The public should begin to call for higher stakes and not settle for the mini bars, that the politicians have relegated the whole struggle to… politicians should be measured in terms of their effectiveness as measured against the steep slope that we are all having to climb… it is not good enough to maintain acronyms… coin slogans and mint crests… a leader leads… they don’t postulate, suggest or hypothesise… they don’t experiment using an entire generation as a guinea pig… they don’t gamble with the plight of the people as a collateral… No it is no longer good enough to be content that you saved your organisation from disintegrating (by the skin of its teeth) and the Alliance from collapsing by reneging on the pledge to make strides to rescue Eritrea…
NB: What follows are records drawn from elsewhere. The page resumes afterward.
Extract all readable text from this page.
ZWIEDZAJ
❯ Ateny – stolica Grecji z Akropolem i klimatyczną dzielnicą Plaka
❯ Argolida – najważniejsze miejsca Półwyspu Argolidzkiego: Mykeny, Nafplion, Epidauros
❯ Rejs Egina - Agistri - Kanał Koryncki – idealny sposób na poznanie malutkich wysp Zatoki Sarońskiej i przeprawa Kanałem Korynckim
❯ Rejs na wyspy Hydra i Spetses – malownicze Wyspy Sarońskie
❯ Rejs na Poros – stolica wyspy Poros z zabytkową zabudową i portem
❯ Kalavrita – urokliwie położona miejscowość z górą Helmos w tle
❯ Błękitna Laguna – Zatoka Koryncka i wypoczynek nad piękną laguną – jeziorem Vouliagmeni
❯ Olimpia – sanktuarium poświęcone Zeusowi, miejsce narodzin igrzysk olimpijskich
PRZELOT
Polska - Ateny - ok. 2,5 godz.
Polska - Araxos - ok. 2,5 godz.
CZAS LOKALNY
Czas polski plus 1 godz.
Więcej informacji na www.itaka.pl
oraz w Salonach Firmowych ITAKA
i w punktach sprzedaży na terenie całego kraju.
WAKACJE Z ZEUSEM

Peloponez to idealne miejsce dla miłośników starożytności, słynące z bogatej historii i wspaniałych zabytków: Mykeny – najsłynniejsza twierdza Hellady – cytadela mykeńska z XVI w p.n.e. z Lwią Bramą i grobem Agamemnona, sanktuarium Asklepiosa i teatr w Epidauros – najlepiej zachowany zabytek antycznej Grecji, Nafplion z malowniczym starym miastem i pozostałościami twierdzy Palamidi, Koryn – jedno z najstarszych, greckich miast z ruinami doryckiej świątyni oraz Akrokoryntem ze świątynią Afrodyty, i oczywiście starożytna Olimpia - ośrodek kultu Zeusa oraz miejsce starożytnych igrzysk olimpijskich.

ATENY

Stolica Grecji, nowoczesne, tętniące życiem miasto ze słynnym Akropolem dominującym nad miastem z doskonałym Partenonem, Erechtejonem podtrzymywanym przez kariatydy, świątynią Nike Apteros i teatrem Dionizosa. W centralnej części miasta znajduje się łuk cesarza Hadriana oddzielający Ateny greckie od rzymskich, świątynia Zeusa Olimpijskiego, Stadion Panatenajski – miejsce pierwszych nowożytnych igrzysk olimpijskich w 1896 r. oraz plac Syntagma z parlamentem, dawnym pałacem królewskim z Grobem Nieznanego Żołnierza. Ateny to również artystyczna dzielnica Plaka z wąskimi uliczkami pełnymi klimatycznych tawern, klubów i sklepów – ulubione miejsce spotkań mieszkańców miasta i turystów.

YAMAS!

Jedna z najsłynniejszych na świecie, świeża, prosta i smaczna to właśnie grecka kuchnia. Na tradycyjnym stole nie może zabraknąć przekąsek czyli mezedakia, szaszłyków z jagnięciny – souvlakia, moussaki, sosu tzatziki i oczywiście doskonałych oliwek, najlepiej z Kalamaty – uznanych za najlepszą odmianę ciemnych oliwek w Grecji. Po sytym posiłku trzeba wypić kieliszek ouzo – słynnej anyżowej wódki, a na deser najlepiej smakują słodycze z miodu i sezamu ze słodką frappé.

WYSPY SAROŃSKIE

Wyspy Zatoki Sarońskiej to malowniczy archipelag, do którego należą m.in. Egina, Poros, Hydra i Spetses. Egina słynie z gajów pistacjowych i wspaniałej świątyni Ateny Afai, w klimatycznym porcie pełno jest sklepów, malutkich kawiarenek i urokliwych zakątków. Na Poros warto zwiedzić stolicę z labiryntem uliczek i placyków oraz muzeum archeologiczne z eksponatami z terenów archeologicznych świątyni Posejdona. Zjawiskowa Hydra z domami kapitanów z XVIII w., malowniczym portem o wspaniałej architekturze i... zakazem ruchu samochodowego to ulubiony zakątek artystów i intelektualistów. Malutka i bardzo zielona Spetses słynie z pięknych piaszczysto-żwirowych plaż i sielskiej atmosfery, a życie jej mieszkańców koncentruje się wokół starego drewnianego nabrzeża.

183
The half-full-half-empty argument and the ‘new and emerging’ excuse may have worked in previous years… half-full is still not full and the ‘new and emerging’ have to mature and materialise sooner or later… and now is the time to judge our trees by their fruit… beyond the empty slogans, the lofty acronyms and cheesy military communiqués are tattered organisations, with tiered leaders and disillusioned following… this is what is at the bottom of our organisations (without exception!) and if we mean business this is the root that needs healing.